The true story of Virginia Christian, a 16-year-old African American girl accused of murder in the Jim Crow South.
Director’s Vision
AN ACT OF TERROR is a short film based on the true story of Virginia Christian, a 16-year-old African American girl who was accused of murdering the white woman she worked for in Hampton, Virginia in 1912. I encountered Virginia Christian’s story around the same time #sayhername and #findourgirls were trending on social media. Sandra Bland. Tarika Wilson. Korryn Gaines. Name by name my eyes were opened to the violent oppression and silencing of Black women in America. I saw Virginia Christian in every brutal story.
The film’s final sequence is a call to confront the narrative of racial difference that sanctioned slavery, allowed thousands of Black Americans to be lynched, and stubbornly persists in our criminal justice system today. Racial injustice endures because white Americans seem determined to remain blind to its violent presence in the bedrock of our institutions. Once you encounter a story like Virginia Christian’s, that truth is impossible to ignore.

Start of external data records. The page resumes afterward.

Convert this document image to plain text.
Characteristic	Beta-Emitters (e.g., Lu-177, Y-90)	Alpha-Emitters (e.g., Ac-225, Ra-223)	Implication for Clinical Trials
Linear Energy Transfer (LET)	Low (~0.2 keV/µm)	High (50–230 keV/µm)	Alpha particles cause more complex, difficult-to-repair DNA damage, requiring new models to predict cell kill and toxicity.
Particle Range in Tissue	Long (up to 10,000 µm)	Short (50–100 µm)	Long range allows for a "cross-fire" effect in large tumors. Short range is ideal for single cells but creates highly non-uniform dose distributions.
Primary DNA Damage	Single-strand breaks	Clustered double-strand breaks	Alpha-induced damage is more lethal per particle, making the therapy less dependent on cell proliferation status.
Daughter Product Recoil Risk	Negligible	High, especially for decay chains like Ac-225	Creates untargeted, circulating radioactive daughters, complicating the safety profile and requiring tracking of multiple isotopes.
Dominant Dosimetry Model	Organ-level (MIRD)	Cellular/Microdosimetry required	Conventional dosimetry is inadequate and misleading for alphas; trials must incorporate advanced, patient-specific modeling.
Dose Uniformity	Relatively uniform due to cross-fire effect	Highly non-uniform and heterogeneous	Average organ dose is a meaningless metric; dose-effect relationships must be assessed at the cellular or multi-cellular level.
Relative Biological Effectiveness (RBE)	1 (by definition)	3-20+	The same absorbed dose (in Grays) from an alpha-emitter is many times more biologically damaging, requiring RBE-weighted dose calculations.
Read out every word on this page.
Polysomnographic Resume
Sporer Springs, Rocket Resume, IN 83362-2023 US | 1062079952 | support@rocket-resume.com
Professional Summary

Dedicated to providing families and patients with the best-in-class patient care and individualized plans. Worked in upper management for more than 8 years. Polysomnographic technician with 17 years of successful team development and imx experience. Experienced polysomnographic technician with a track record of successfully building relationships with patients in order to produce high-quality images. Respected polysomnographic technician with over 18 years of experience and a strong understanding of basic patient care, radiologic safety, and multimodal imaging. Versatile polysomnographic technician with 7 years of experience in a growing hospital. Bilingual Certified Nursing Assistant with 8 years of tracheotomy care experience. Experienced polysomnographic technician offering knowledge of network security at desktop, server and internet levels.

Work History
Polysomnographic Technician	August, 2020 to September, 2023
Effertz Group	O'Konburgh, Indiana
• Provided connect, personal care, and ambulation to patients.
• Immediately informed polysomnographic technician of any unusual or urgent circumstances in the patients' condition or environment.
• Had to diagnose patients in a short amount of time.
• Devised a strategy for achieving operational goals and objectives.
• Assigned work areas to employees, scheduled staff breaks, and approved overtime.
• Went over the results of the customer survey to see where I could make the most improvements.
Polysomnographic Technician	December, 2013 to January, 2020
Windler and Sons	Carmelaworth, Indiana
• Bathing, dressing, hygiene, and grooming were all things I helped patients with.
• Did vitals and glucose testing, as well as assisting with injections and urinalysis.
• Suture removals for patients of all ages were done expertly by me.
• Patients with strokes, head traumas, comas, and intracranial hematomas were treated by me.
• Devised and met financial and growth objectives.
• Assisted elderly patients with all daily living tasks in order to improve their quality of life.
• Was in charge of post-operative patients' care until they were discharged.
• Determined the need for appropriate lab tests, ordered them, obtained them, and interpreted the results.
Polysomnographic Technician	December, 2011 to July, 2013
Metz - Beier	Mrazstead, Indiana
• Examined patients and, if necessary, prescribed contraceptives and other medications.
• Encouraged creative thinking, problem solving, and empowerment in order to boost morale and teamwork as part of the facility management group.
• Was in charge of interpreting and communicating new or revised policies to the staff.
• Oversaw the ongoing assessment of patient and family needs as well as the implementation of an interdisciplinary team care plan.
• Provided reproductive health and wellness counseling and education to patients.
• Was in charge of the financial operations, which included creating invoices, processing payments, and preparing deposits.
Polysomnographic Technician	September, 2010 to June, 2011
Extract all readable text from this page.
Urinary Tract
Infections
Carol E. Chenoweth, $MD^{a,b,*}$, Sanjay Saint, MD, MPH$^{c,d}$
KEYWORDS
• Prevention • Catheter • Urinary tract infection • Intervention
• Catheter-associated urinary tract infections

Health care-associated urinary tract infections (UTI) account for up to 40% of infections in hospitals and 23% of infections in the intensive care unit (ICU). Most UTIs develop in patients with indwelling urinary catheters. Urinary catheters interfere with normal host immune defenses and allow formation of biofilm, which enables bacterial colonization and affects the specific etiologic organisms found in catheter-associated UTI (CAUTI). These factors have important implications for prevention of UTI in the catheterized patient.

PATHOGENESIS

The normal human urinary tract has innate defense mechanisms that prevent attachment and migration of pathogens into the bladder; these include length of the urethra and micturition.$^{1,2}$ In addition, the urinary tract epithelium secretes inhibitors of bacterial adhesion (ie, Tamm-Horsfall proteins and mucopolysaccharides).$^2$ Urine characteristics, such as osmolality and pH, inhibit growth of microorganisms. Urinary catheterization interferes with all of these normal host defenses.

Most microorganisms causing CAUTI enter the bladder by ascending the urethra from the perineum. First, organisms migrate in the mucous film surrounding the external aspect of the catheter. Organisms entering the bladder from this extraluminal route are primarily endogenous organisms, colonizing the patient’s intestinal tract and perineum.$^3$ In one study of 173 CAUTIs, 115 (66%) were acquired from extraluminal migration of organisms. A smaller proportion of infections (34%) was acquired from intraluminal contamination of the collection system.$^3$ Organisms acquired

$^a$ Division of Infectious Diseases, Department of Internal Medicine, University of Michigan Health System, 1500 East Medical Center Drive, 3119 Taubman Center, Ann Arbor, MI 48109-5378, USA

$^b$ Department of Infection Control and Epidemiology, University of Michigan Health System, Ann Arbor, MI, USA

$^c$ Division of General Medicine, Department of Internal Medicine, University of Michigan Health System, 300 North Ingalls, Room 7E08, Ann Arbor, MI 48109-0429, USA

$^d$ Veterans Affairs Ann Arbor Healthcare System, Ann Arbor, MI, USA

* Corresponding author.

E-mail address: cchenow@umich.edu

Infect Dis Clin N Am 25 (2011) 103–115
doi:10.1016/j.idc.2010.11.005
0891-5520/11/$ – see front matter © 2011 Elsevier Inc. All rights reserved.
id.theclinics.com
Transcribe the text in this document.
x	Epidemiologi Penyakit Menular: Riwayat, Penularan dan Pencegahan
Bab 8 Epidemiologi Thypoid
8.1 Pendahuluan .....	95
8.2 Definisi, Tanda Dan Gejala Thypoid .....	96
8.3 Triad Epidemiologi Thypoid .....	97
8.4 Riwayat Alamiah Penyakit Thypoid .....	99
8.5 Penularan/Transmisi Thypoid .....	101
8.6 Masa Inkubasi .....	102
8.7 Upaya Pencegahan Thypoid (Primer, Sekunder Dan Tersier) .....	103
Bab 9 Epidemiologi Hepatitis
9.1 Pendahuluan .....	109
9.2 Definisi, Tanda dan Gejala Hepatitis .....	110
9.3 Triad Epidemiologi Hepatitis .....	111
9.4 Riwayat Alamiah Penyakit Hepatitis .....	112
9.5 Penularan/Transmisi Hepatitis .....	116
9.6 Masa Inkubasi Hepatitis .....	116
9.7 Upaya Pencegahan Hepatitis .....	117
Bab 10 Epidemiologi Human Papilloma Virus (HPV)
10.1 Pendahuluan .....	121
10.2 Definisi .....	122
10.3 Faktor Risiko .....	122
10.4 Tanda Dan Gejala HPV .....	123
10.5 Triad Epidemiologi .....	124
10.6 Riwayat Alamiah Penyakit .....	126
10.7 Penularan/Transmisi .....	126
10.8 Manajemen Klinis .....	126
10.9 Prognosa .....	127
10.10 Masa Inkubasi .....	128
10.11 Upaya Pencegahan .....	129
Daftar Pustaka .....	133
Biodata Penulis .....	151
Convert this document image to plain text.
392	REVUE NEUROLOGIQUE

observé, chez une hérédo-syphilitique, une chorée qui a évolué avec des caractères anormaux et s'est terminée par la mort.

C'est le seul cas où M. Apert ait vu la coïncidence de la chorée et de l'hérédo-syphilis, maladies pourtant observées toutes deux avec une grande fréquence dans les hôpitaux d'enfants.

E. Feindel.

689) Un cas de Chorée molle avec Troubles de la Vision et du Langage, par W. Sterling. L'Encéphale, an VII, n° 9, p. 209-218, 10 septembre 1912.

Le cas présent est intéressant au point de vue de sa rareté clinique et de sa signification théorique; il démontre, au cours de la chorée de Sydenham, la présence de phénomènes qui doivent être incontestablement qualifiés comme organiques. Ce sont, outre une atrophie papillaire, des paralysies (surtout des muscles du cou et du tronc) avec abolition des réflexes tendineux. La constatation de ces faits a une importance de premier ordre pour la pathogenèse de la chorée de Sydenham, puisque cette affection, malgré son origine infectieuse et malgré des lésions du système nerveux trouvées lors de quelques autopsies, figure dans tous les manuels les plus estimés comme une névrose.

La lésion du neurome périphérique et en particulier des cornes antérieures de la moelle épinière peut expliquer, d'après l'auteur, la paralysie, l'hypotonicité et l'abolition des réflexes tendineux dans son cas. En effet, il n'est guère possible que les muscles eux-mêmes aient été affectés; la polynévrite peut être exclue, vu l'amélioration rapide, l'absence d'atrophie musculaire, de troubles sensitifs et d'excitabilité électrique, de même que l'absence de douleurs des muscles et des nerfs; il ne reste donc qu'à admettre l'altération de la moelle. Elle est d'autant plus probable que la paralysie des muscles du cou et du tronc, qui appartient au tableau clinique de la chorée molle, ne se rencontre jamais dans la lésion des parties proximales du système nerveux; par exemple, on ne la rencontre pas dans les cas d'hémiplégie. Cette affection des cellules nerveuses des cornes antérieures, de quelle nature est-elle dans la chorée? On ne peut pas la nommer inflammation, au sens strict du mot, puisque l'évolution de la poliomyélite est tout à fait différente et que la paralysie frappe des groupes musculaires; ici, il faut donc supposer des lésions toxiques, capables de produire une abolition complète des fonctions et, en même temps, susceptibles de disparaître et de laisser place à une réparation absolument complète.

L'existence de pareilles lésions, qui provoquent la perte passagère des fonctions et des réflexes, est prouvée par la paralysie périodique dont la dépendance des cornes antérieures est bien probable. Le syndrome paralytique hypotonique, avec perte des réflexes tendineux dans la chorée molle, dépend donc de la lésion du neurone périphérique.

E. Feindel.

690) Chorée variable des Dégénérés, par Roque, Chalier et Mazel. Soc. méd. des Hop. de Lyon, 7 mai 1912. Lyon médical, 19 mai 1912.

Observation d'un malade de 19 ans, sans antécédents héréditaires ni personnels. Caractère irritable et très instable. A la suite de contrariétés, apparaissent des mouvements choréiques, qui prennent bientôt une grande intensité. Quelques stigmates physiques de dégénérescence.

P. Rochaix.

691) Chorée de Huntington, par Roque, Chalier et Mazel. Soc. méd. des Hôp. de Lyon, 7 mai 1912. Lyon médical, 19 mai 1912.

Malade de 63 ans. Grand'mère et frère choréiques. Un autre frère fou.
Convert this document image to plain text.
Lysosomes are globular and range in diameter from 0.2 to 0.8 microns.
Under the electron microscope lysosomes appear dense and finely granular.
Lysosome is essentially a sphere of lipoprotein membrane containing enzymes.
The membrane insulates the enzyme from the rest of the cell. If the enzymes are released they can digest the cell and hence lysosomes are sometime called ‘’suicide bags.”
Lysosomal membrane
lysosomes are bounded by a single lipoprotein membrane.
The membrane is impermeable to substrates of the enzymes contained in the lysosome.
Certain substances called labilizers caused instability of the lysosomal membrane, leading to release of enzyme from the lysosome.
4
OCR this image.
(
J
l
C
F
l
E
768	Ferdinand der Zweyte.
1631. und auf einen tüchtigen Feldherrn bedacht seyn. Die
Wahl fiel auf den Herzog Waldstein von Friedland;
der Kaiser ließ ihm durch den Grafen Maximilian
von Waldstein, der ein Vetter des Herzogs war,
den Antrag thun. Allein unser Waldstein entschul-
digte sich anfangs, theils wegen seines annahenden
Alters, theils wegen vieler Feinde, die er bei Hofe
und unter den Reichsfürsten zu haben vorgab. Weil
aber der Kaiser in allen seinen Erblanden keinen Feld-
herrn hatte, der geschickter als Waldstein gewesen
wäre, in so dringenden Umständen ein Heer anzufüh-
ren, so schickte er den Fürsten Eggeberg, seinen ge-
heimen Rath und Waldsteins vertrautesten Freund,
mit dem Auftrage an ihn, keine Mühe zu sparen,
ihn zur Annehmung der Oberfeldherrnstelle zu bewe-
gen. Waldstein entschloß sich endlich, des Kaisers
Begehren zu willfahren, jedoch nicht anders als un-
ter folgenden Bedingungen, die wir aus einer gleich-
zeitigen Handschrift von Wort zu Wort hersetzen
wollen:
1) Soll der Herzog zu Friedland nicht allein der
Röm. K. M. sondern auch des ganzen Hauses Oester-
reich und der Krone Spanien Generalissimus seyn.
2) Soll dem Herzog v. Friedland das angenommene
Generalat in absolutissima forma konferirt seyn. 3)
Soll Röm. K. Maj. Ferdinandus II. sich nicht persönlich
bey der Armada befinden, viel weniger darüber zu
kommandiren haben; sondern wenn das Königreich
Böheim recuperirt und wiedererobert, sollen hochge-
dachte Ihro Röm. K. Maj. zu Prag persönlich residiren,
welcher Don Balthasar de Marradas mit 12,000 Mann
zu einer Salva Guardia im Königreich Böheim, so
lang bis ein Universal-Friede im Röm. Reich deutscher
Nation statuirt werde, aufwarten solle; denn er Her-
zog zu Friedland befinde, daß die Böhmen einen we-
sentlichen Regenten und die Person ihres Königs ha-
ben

History repeats itself because stories like Virginia Christian’s disappear. Through AN ACT OF TERROR, I hope we’re able to more closely examine America’s failure to address its legacy of racial inequality and the centuries of racial terror that legacy has wrought. Until we find the courage to do so, we are bound to the ugly history we have inherited and the lies we’ve told ourselves to live with it.